Hi David,
Thanks for the update and thanks to both you and Paul for the work you have put into FTN95 /64. I have found the change from /32 to /64 to be very easy and surprisingly reliable very early on.
I am especially interested in the capabilities that /OPT will provide. I assume that features of the /32 /OPT version will be replicated where appropriate. Has there been a review of what optimisation features are provided in FTN95 vs those in other compilers? I am hoping that there may be some other optimisation features that are more suited to /64 that could be included.
I reviewed a number of the Polyhedron benchmark tests to see what was causing FTN95 to perform poorly.
In some it was just poor coding, especially for the use of array sections, some where temporary copies were being used more often by FTN95. (I must admit that iFort's use of stride to overcome temporary arrays for array sections scares me a lot, as it changes the old Fortran concept of subroutine arguments provide a memory address for contiguous arrays.)
Other common ones were Xreal, eg X2.0 which can be fixed.
Identifying the repetition of groups of calculation were another.
I think an area where FTN95 does not compare well is with long calculations which can require many registers, eg repeated lines in chemistry calculations. This may be due to identifying repeated calcs involving unchanged values, although I learnt to avoid this coding approach many years ago. The alternative approach of providing code that documents the formula and letting a smart compiler optimise is good for auditing code, as long as the compiler gets it right.
Another clean out I found was that there should not be large local or automatic arrays placed on the stack. They should be handled via a virtual ALLOCATE. Stack overflows should not happen due to local arrays.

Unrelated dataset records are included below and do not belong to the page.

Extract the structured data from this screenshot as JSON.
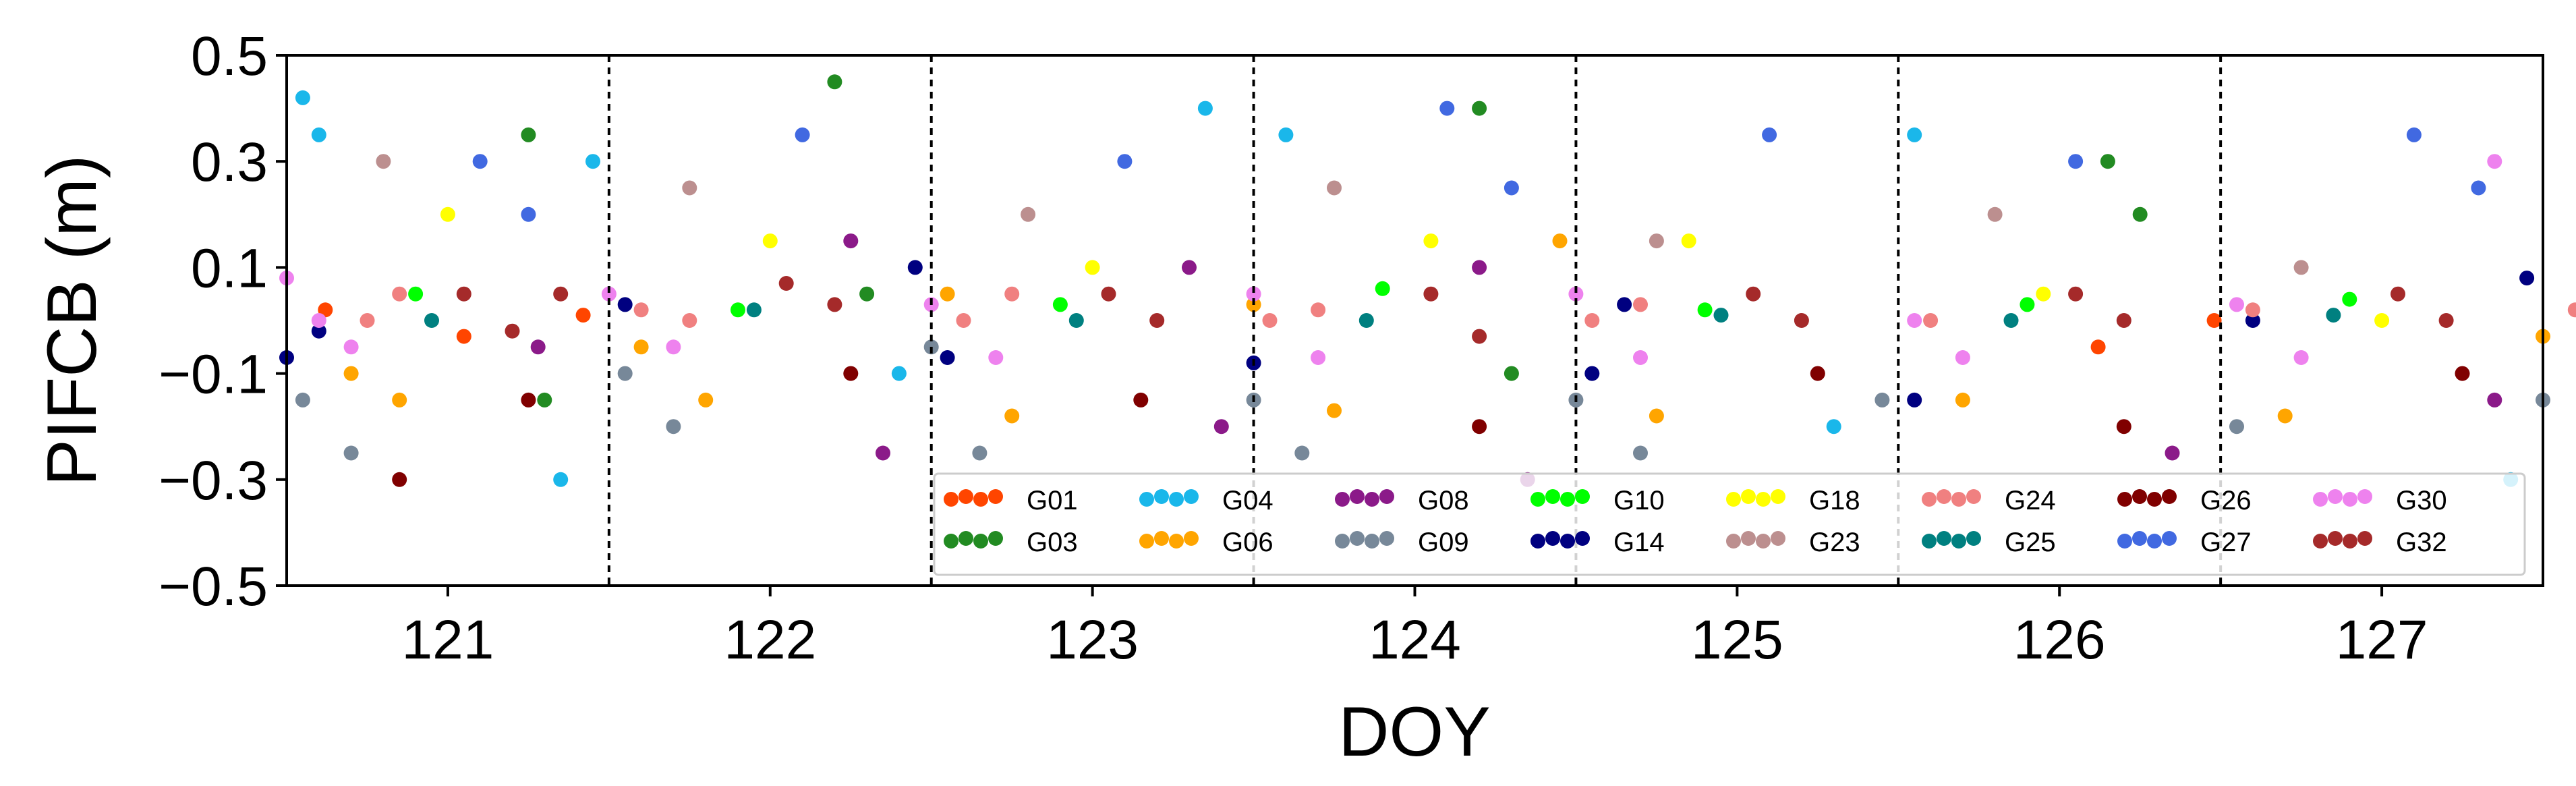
{
  "chart_data": {
    "type": "scatter",
    "title": "",
    "xlabel": "DOY",
    "ylabel": "PIFCB (m)",
    "xlim": [
      120.5,
      127.5
    ],
    "ylim": [
      -0.5,
      0.5
    ],
    "x_ticks": [
      121,
      122,
      123,
      124,
      125,
      126,
      127
    ],
    "x_tick_labels": [
      "121",
      "122",
      "123",
      "124",
      "125",
      "126",
      "127"
    ],
    "y_ticks": [
      -0.5,
      -0.3,
      -0.1,
      0.1,
      0.3,
      0.5
    ],
    "y_tick_labels": [
      "−0.5",
      "−0.3",
      "−0.1",
      "0.1",
      "0.3",
      "0.5"
    ],
    "day_boundaries": [
      120.5,
      121.5,
      122.5,
      123.5,
      124.5,
      125.5,
      126.5
    ],
    "legend_position": "lower-right",
    "series": [
      {
        "name": "G01",
        "color": "#ff4500",
        "values": [
          [
            120.62,
            0.02
          ],
          [
            121.05,
            -0.03
          ],
          [
            121.42,
            0.01
          ],
          [
            126.12,
            -0.05
          ],
          [
            126.48,
            0.0
          ]
        ]
      },
      {
        "name": "G03",
        "color": "#228b22",
        "values": [
          [
            121.25,
            0.35
          ],
          [
            121.3,
            -0.15
          ],
          [
            122.2,
            0.45
          ],
          [
            122.3,
            0.05
          ],
          [
            124.2,
            0.4
          ],
          [
            124.3,
            -0.1
          ],
          [
            126.15,
            0.3
          ],
          [
            126.25,
            0.2
          ]
        ]
      },
      {
        "name": "G04",
        "color": "#1ab7ea",
        "values": [
          [
            120.55,
            0.42
          ],
          [
            120.6,
            0.35
          ],
          [
            121.35,
            -0.3
          ],
          [
            121.45,
            0.3
          ],
          [
            122.4,
            -0.1
          ],
          [
            123.35,
            0.4
          ],
          [
            123.6,
            0.35
          ],
          [
            125.3,
            -0.2
          ],
          [
            125.55,
            0.35
          ],
          [
            127.4,
            -0.3
          ]
        ]
      },
      {
        "name": "G06",
        "color": "#ffa500",
        "values": [
          [
            120.7,
            -0.1
          ],
          [
            120.85,
            -0.15
          ],
          [
            121.6,
            -0.05
          ],
          [
            121.8,
            -0.15
          ],
          [
            122.55,
            0.05
          ],
          [
            122.75,
            -0.18
          ],
          [
            123.5,
            0.03
          ],
          [
            123.75,
            -0.17
          ],
          [
            124.45,
            0.15
          ],
          [
            124.75,
            -0.18
          ],
          [
            125.7,
            -0.15
          ],
          [
            126.7,
            -0.18
          ],
          [
            127.5,
            -0.03
          ]
        ]
      },
      {
        "name": "G08",
        "color": "#8b1a89",
        "values": [
          [
            121.28,
            -0.05
          ],
          [
            122.25,
            0.15
          ],
          [
            122.35,
            -0.25
          ],
          [
            123.3,
            0.1
          ],
          [
            123.4,
            -0.2
          ],
          [
            124.2,
            0.1
          ],
          [
            124.35,
            -0.3
          ],
          [
            126.35,
            -0.25
          ],
          [
            127.35,
            -0.15
          ]
        ]
      },
      {
        "name": "G09",
        "color": "#778899",
        "values": [
          [
            120.55,
            -0.15
          ],
          [
            120.7,
            -0.25
          ],
          [
            121.55,
            -0.1
          ],
          [
            121.7,
            -0.2
          ],
          [
            122.5,
            -0.05
          ],
          [
            122.65,
            -0.25
          ],
          [
            123.5,
            -0.15
          ],
          [
            123.65,
            -0.25
          ],
          [
            124.5,
            -0.15
          ],
          [
            124.7,
            -0.25
          ],
          [
            125.45,
            -0.15
          ],
          [
            126.55,
            -0.2
          ],
          [
            127.5,
            -0.15
          ]
        ]
      },
      {
        "name": "G10",
        "color": "#00ff00",
        "values": [
          [
            120.9,
            0.05
          ],
          [
            121.9,
            0.02
          ],
          [
            122.9,
            0.03
          ],
          [
            123.9,
            0.06
          ],
          [
            124.9,
            0.02
          ],
          [
            125.9,
            0.03
          ],
          [
            126.9,
            0.04
          ]
        ]
      },
      {
        "name": "G14",
        "color": "#000080",
        "values": [
          [
            120.5,
            -0.07
          ],
          [
            120.6,
            -0.02
          ],
          [
            121.55,
            0.03
          ],
          [
            122.45,
            0.1
          ],
          [
            122.55,
            -0.07
          ],
          [
            123.5,
            -0.08
          ],
          [
            124.55,
            -0.1
          ],
          [
            124.65,
            0.03
          ],
          [
            125.55,
            -0.15
          ],
          [
            126.6,
            0.0
          ],
          [
            127.45,
            0.08
          ]
        ]
      },
      {
        "name": "G18",
        "color": "#ffff00",
        "values": [
          [
            121.0,
            0.2
          ],
          [
            122.0,
            0.15
          ],
          [
            123.0,
            0.1
          ],
          [
            124.05,
            0.15
          ],
          [
            124.85,
            0.15
          ],
          [
            125.95,
            0.05
          ],
          [
            127.0,
            0.0
          ]
        ]
      },
      {
        "name": "G23",
        "color": "#bc8f8f",
        "values": [
          [
            120.8,
            0.3
          ],
          [
            121.75,
            0.25
          ],
          [
            122.8,
            0.2
          ],
          [
            123.75,
            0.25
          ],
          [
            124.75,
            0.15
          ],
          [
            125.8,
            0.2
          ],
          [
            126.75,
            0.1
          ]
        ]
      },
      {
        "name": "G24",
        "color": "#f08080",
        "values": [
          [
            120.75,
            0.0
          ],
          [
            120.85,
            0.05
          ],
          [
            121.6,
            0.02
          ],
          [
            121.75,
            0.0
          ],
          [
            122.6,
            0.0
          ],
          [
            122.75,
            0.05
          ],
          [
            123.55,
            0.0
          ],
          [
            123.7,
            0.02
          ],
          [
            124.55,
            0.0
          ],
          [
            124.7,
            0.03
          ],
          [
            125.6,
            0.0
          ],
          [
            126.6,
            0.02
          ],
          [
            127.6,
            0.02
          ]
        ]
      },
      {
        "name": "G25",
        "color": "#008080",
        "values": [
          [
            120.95,
            0.0
          ],
          [
            121.95,
            0.02
          ],
          [
            122.95,
            0.0
          ],
          [
            123.85,
            0.0
          ],
          [
            124.95,
            0.01
          ],
          [
            125.85,
            0.0
          ],
          [
            126.85,
            0.01
          ]
        ]
      },
      {
        "name": "G26",
        "color": "#800000",
        "values": [
          [
            120.85,
            -0.3
          ],
          [
            121.25,
            -0.15
          ],
          [
            122.25,
            -0.1
          ],
          [
            123.15,
            -0.15
          ],
          [
            124.2,
            -0.2
          ],
          [
            125.25,
            -0.1
          ],
          [
            126.2,
            -0.2
          ],
          [
            127.25,
            -0.1
          ]
        ]
      },
      {
        "name": "G27",
        "color": "#4169e1",
        "values": [
          [
            121.1,
            0.3
          ],
          [
            121.25,
            0.2
          ],
          [
            122.1,
            0.35
          ],
          [
            123.1,
            0.3
          ],
          [
            124.1,
            0.4
          ],
          [
            124.3,
            0.25
          ],
          [
            125.1,
            0.35
          ],
          [
            126.05,
            0.3
          ],
          [
            127.1,
            0.35
          ],
          [
            127.3,
            0.25
          ]
        ]
      },
      {
        "name": "G30",
        "color": "#ee82ee",
        "values": [
          [
            120.5,
            0.08
          ],
          [
            120.6,
            0.0
          ],
          [
            120.7,
            -0.05
          ],
          [
            121.5,
            0.05
          ],
          [
            121.7,
            -0.05
          ],
          [
            122.5,
            0.03
          ],
          [
            122.7,
            -0.07
          ],
          [
            123.5,
            0.05
          ],
          [
            123.7,
            -0.07
          ],
          [
            124.5,
            0.05
          ],
          [
            124.7,
            -0.07
          ],
          [
            125.55,
            0.0
          ],
          [
            125.7,
            -0.07
          ],
          [
            126.55,
            0.03
          ],
          [
            126.75,
            -0.07
          ],
          [
            127.35,
            0.3
          ]
        ]
      },
      {
        "name": "G32",
        "color": "#a52a2a",
        "values": [
          [
            121.05,
            0.05
          ],
          [
            121.2,
            -0.02
          ],
          [
            121.35,
            0.05
          ],
          [
            122.05,
            0.07
          ],
          [
            122.2,
            0.03
          ],
          [
            123.05,
            0.05
          ],
          [
            123.2,
            0.0
          ],
          [
            124.05,
            0.05
          ],
          [
            124.2,
            -0.03
          ],
          [
            125.05,
            0.05
          ],
          [
            125.2,
            0.0
          ],
          [
            126.05,
            0.05
          ],
          [
            126.2,
            0.0
          ],
          [
            127.05,
            0.05
          ],
          [
            127.2,
            0.0
          ]
        ]
      }
    ]
  }
}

I finally gave up with the review, as about a third I could clean up with better array structures, another third were identifying repeated or unnecessary calculations, but a significant proportion were just complex code that other smart compilers could pull apart. I was left thinking that re-writing this type of legacy code is a very bad approach and optimising compilers have a definite place for this style of code.
Vector instructions via /SSE and /AVX are a very good example of where significant performance improvement can be achieved with modern hardware. This can be easy with array syntax or identified inner loop calculations by other smart compilers. FTN95 should develop this capability where possible.
Unfortunately optimisation is an area that generates a lot of reported compiler bugs, be it the fault of the compiler or of non-conforming code that use to work.
I would be interested if there could be more discussion of the FTN95 /64 /OPT features and if there are possibilities of other enhancements that the /64 instruction set may readily provide.
John
ps: could an option /32 be provided ? While it is default, it could be a good form of documentation of the compile statement. also /net (or .net) could be another option.